Rumsfeld has clashed with some top officers, particularly in the Army, during a two-year tenure as Defence secretary. He has sought to reimpose strict civilian leadership over a uniformed military that some conservatives believed had run the show at the Pentagon during the Clinton administration.

The flash point has been his quest to bring what he calls "transformation" to the military. He has a vision of a military liberated from its Cold War past, with smaller, swifter forces, high-tech weapons, air power and special operations.


In developing a war plan to use in Iraq, Rumsfeld rejected the advice of many top officers that he field a force more in line with the half-million troops used in the 1991 Gulf War. Rumsfeld favoured a much smaller force. Analysts said Rumsfeld and war commander General Tommy Franks reached a middle ground, fielding a force about half the size of the 1991 one.

"Rumsfeld basically cut in half what the Army said that it needed for the war. Basically, he has the view the Army is too big, too heavy, too cumbersome," said analyst Lawrence Korb of the Council on Foreign Relations, who served as assistant secretary of Defence in the Reagan administration.

Rumsfeld told reporters on Sunday morning that he believed the war plan was an excellent one, that is was in its early phase and that his armchair critics did not know what the war plan was. He said Franks was doing a "truly outstanding job."

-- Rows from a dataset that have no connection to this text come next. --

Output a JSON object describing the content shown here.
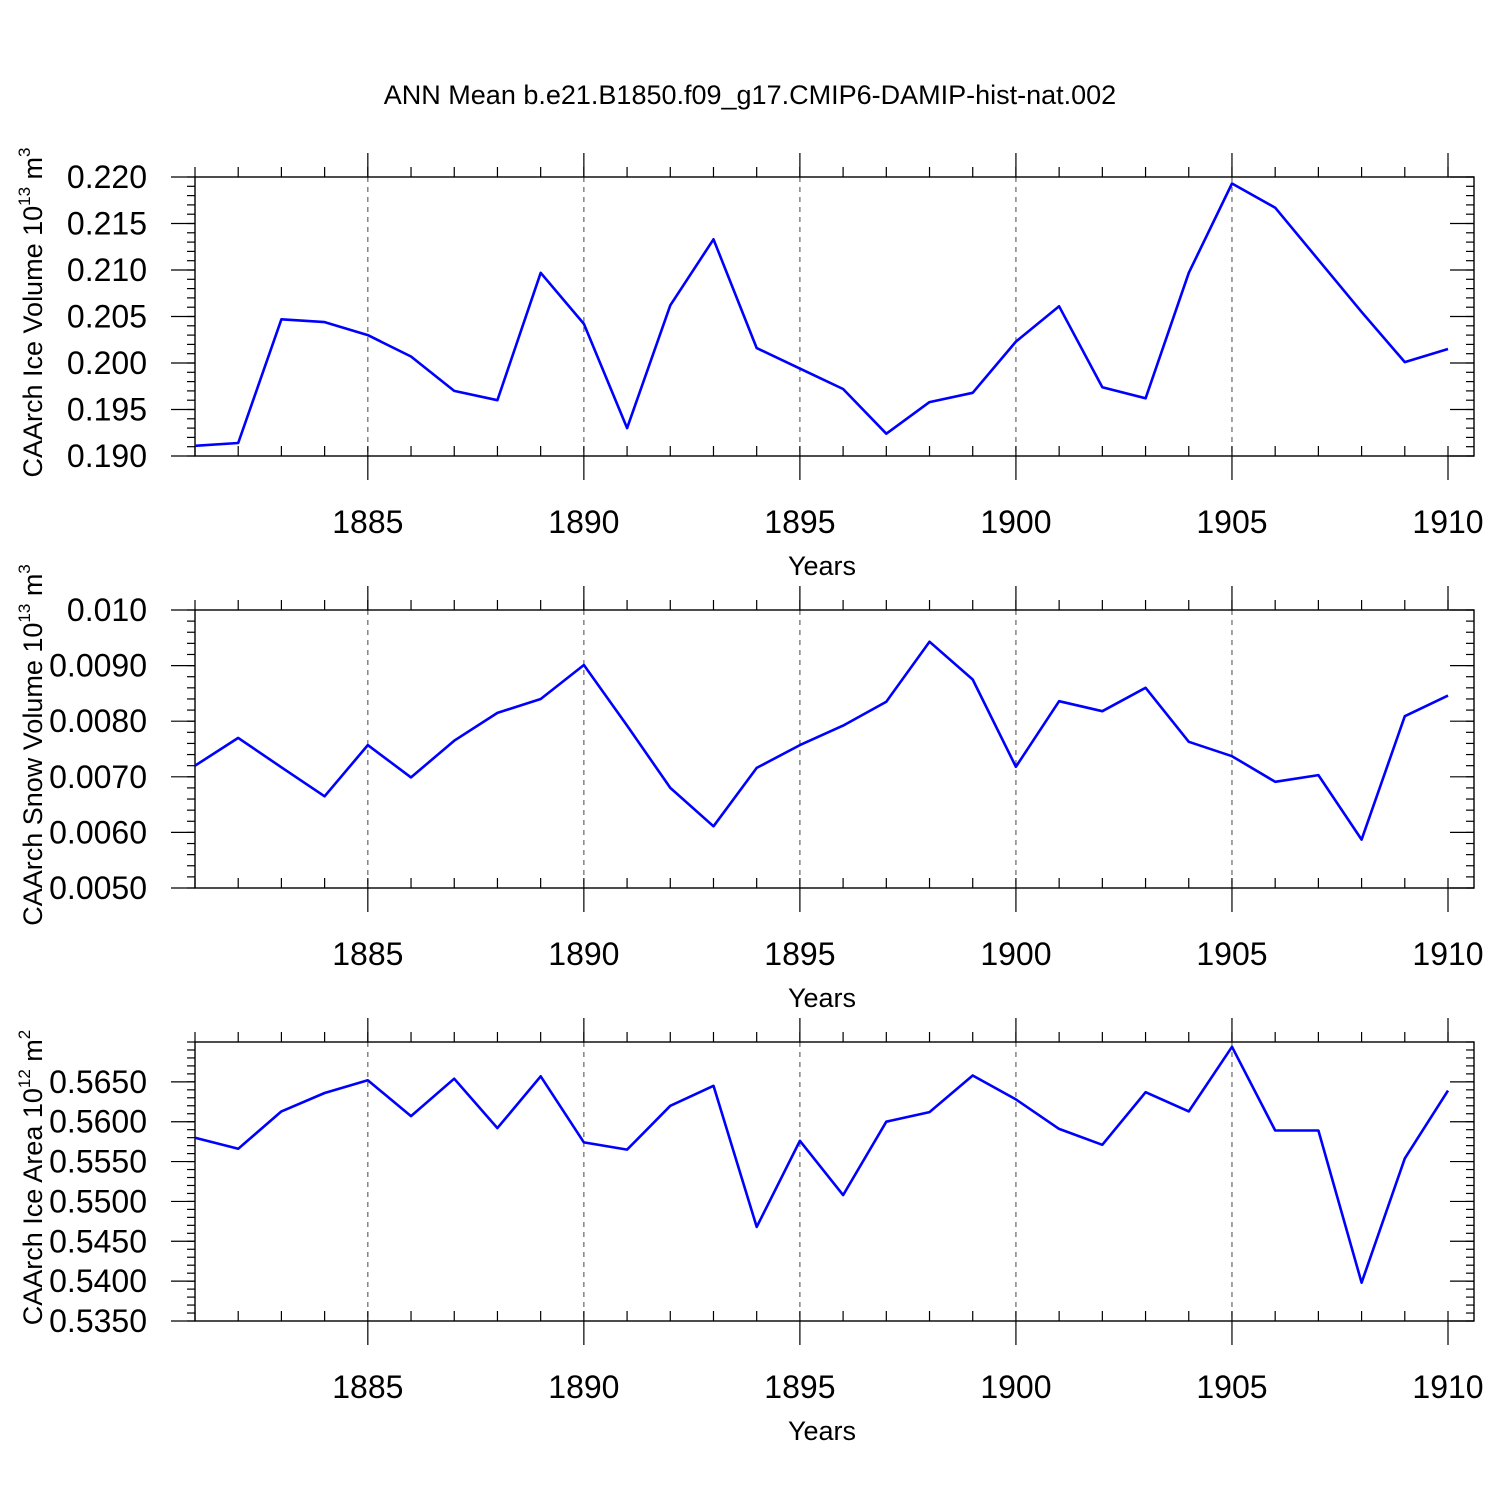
{
  "title": "ANN Mean b.e21.B1850.f09_g17.CMIP6-DAMIP-hist-nat.002",
  "colors": {
    "series": "#0000ff",
    "axes": "#000000",
    "grid": "#666666"
  },
  "chart_data": [
    {
      "type": "line",
      "ylabel": "CAArch Ice Volume 10",
      "ylabel_exp": "13",
      "ylabel_unit": " m",
      "ylabel_unit_exp": "3",
      "xlabel": "Years",
      "xlim": [
        1881,
        1910
      ],
      "ylim": [
        0.19,
        0.22
      ],
      "y_tick_values": [
        0.19,
        0.195,
        0.2,
        0.205,
        0.21,
        0.215,
        0.22
      ],
      "y_tick_labels": [
        "0.190",
        "0.195",
        "0.200",
        "0.205",
        "0.210",
        "0.215",
        "0.220"
      ],
      "x_tick_values": [
        1885,
        1890,
        1895,
        1900,
        1905,
        1910
      ],
      "x_tick_labels": [
        "1885",
        "1890",
        "1895",
        "1900",
        "1905",
        "1910"
      ],
      "grid": "vertical dashed at x major ticks",
      "x": [
        1881,
        1882,
        1883,
        1884,
        1885,
        1886,
        1887,
        1888,
        1889,
        1890,
        1891,
        1892,
        1893,
        1894,
        1895,
        1896,
        1897,
        1898,
        1899,
        1900,
        1901,
        1902,
        1903,
        1904,
        1905,
        1906,
        1907,
        1908,
        1909,
        1910
      ],
      "values": [
        0.1911,
        0.1914,
        0.2047,
        0.2044,
        0.203,
        0.2007,
        0.197,
        0.196,
        0.2097,
        0.2042,
        0.193,
        0.2062,
        0.2133,
        0.2016,
        0.1994,
        0.1972,
        0.1924,
        0.1958,
        0.1968,
        0.2023,
        0.2061,
        0.1974,
        0.1962,
        0.2097,
        0.2193,
        0.2167,
        0.2111,
        0.2055,
        0.2001,
        0.2015
      ]
    },
    {
      "type": "line",
      "ylabel": "CAArch Snow Volume 10",
      "ylabel_exp": "13",
      "ylabel_unit": " m",
      "ylabel_unit_exp": "3",
      "xlabel": "Years",
      "xlim": [
        1881,
        1910
      ],
      "ylim": [
        0.005,
        0.01
      ],
      "y_tick_values": [
        0.005,
        0.006,
        0.007,
        0.008,
        0.009,
        0.01
      ],
      "y_tick_labels": [
        "0.0050",
        "0.0060",
        "0.0070",
        "0.0080",
        "0.0090",
        "0.010"
      ],
      "x_tick_values": [
        1885,
        1890,
        1895,
        1900,
        1905,
        1910
      ],
      "x_tick_labels": [
        "1885",
        "1890",
        "1895",
        "1900",
        "1905",
        "1910"
      ],
      "grid": "vertical dashed at x major ticks",
      "x": [
        1881,
        1882,
        1883,
        1884,
        1885,
        1886,
        1887,
        1888,
        1889,
        1890,
        1891,
        1892,
        1893,
        1894,
        1895,
        1896,
        1897,
        1898,
        1899,
        1900,
        1901,
        1902,
        1903,
        1904,
        1905,
        1906,
        1907,
        1908,
        1909,
        1910
      ],
      "values": [
        0.0072,
        0.0077,
        0.00717,
        0.00665,
        0.00757,
        0.00699,
        0.00765,
        0.00815,
        0.0084,
        0.00901,
        0.00792,
        0.0068,
        0.00611,
        0.00716,
        0.00757,
        0.00792,
        0.00835,
        0.00943,
        0.00875,
        0.00718,
        0.00836,
        0.00818,
        0.0086,
        0.00763,
        0.00737,
        0.00691,
        0.00703,
        0.00587,
        0.00809,
        0.00846
      ]
    },
    {
      "type": "line",
      "ylabel": "CAArch Ice Area 10",
      "ylabel_exp": "12",
      "ylabel_unit": " m",
      "ylabel_unit_exp": "2",
      "xlabel": "Years",
      "xlim": [
        1881,
        1910
      ],
      "ylim": [
        0.535,
        0.57
      ],
      "y_tick_values": [
        0.535,
        0.54,
        0.545,
        0.55,
        0.555,
        0.56,
        0.565
      ],
      "y_tick_labels": [
        "0.5350",
        "0.5400",
        "0.5450",
        "0.5500",
        "0.5550",
        "0.5600",
        "0.5650"
      ],
      "x_tick_values": [
        1885,
        1890,
        1895,
        1900,
        1905,
        1910
      ],
      "x_tick_labels": [
        "1885",
        "1890",
        "1895",
        "1900",
        "1905",
        "1910"
      ],
      "grid": "vertical dashed at x major ticks",
      "x": [
        1881,
        1882,
        1883,
        1884,
        1885,
        1886,
        1887,
        1888,
        1889,
        1890,
        1891,
        1892,
        1893,
        1894,
        1895,
        1896,
        1897,
        1898,
        1899,
        1900,
        1901,
        1902,
        1903,
        1904,
        1905,
        1906,
        1907,
        1908,
        1909,
        1910
      ],
      "values": [
        0.558,
        0.5566,
        0.5613,
        0.5636,
        0.5652,
        0.5607,
        0.5654,
        0.5592,
        0.5657,
        0.5574,
        0.5565,
        0.562,
        0.5645,
        0.5468,
        0.5576,
        0.5508,
        0.56,
        0.5612,
        0.5658,
        0.5628,
        0.5591,
        0.5571,
        0.5637,
        0.5613,
        0.5694,
        0.5589,
        0.5589,
        0.5398,
        0.5554,
        0.5639
      ]
    }
  ]
}
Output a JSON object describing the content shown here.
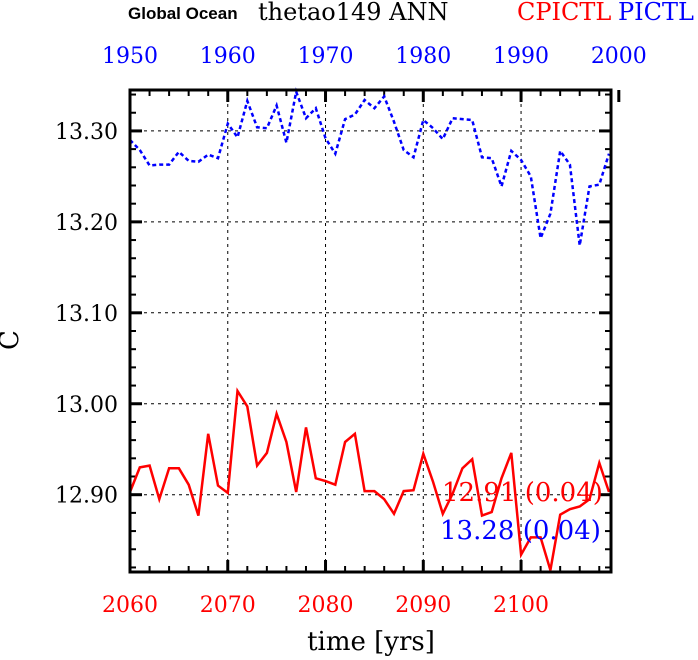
{
  "chart_data": {
    "type": "line",
    "title": {
      "region": "Global Ocean",
      "variable": "thetao149 ANN",
      "series1_label": "CPICTL",
      "series2_label": "PICTL"
    },
    "ylabel": "C",
    "xlabel": "time [yrs]",
    "ylim": [
      12.815,
      13.345
    ],
    "yticks": [
      "12.90",
      "13.00",
      "13.10",
      "13.20",
      "13.30"
    ],
    "ytick_values": [
      12.9,
      13.0,
      13.1,
      13.2,
      13.3
    ],
    "bottom_axis": {
      "range": [
        2060,
        2109.2
      ],
      "ticks": [
        "2060",
        "2070",
        "2080",
        "2090",
        "2100"
      ],
      "color": "#ff0000"
    },
    "top_axis": {
      "range": [
        1950,
        1999.2
      ],
      "ticks": [
        "1950",
        "1960",
        "1970",
        "1980",
        "1990",
        "2000"
      ],
      "color": "#0000ff"
    },
    "grid": true,
    "series": [
      {
        "name": "CPICTL",
        "color": "#ff0000",
        "style": "solid",
        "axis": "bottom",
        "x_start": 2060,
        "values": [
          12.903,
          12.93,
          12.932,
          12.895,
          12.929,
          12.929,
          12.911,
          12.877,
          12.967,
          12.91,
          12.902,
          13.014,
          12.997,
          12.932,
          12.946,
          12.989,
          12.958,
          12.903,
          12.974,
          12.918,
          12.915,
          12.911,
          12.958,
          12.967,
          12.904,
          12.904,
          12.895,
          12.879,
          12.904,
          12.905,
          12.945,
          12.914,
          12.879,
          12.901,
          12.929,
          12.939,
          12.877,
          12.881,
          12.918,
          12.946,
          12.834,
          12.853,
          12.853,
          12.817,
          12.878,
          12.884,
          12.887,
          12.895,
          12.935,
          12.903
        ],
        "annotation": "12.91 (0.04)"
      },
      {
        "name": "PICTL",
        "color": "#0000ff",
        "style": "dashed",
        "axis": "top",
        "x_start": 1950,
        "values": [
          13.29,
          13.279,
          13.262,
          13.263,
          13.263,
          13.277,
          13.267,
          13.266,
          13.274,
          13.27,
          13.308,
          13.293,
          13.333,
          13.304,
          13.303,
          13.328,
          13.287,
          13.343,
          13.314,
          13.325,
          13.292,
          13.275,
          13.313,
          13.318,
          13.334,
          13.325,
          13.338,
          13.31,
          13.279,
          13.271,
          13.312,
          13.303,
          13.291,
          13.314,
          13.313,
          13.312,
          13.271,
          13.27,
          13.239,
          13.278,
          13.268,
          13.25,
          13.182,
          13.209,
          13.278,
          13.263,
          13.174,
          13.239,
          13.241,
          13.275
        ],
        "annotation": "13.28 (0.04)"
      }
    ]
  }
}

"He's had a lot of success," Rumsfeld said, noting that the U.S.-led coalition had captured southern oil fields and a port and that there had been no massive humanitarian crisis or droves of refugees.

He said many of his critics had expected the kind of air war that led off the Gulf War but after months of diplomacy and a last 48-hour ultimatum for Saddam, the decision was to go for tactical surprise by starting the ground war first.

In an interview with ABC's This Week, he said the war plan had the backing of all members of the joint chiefs of staff and the White House.

He said although some 300,000 U.S. and British troops were now in the region compared with 500,000 troops sent to the 1991 Gulf war, many of the earlier force were not used and the Iraqi army was "35 to 40 percent as capable as it was back in 1991."

He scoffed at suggestions by critics that he forced the slimming down of the force sent to Iraq this time, saying this was "fiction".


Military analyst Jack Spencer of the Heritage Foundation said Rumsfeld is facing the huge task of bringing change to an institution, the military, that resists it mightily.

"In terms of how Rumsfeld has influenced everything, certainly he has demanded that war planners think outside the box a little bit, and come up with some new ways to conduct this mission," Spencer said.

"He's a powerful personality. And powerful personalities, you either love them or hate them. Not many people are indifferent to Rumsfeld," Spencer said.

Military analyst Daniel Goure of the Lexington Institute said one must look at the development of the war plan in the context of Rumsfeld's "transformation" quest.

"What we have now is a division between the military guys who want to say that once you've made the decision to go to war, you turn it all over to us: timing, numbers, whatever. The reality is that's not the way it works. It has never been the way it works," Goure said.

Critics have pointed to a series of faulty assumptions they believe were made by the civilian leaders of Pentagon. Among these are: that the Iraqi military would collapse quickly once hostilities began; that there would be mass surrenders of Iraqi troops; that the "shock and awe" aerial bombardment would convince the Iraqis that resistance was futile; and that the Iraqi people would embrace invading Americans as liberators.

Rumsfeld said on Sunday he had never held out much hope of a mass surrender by Iraqi forces. "I never did. Tom Franks fashioned a plan that ... assumed a long, difficult task, but was prepared to take advantage of quicker victory.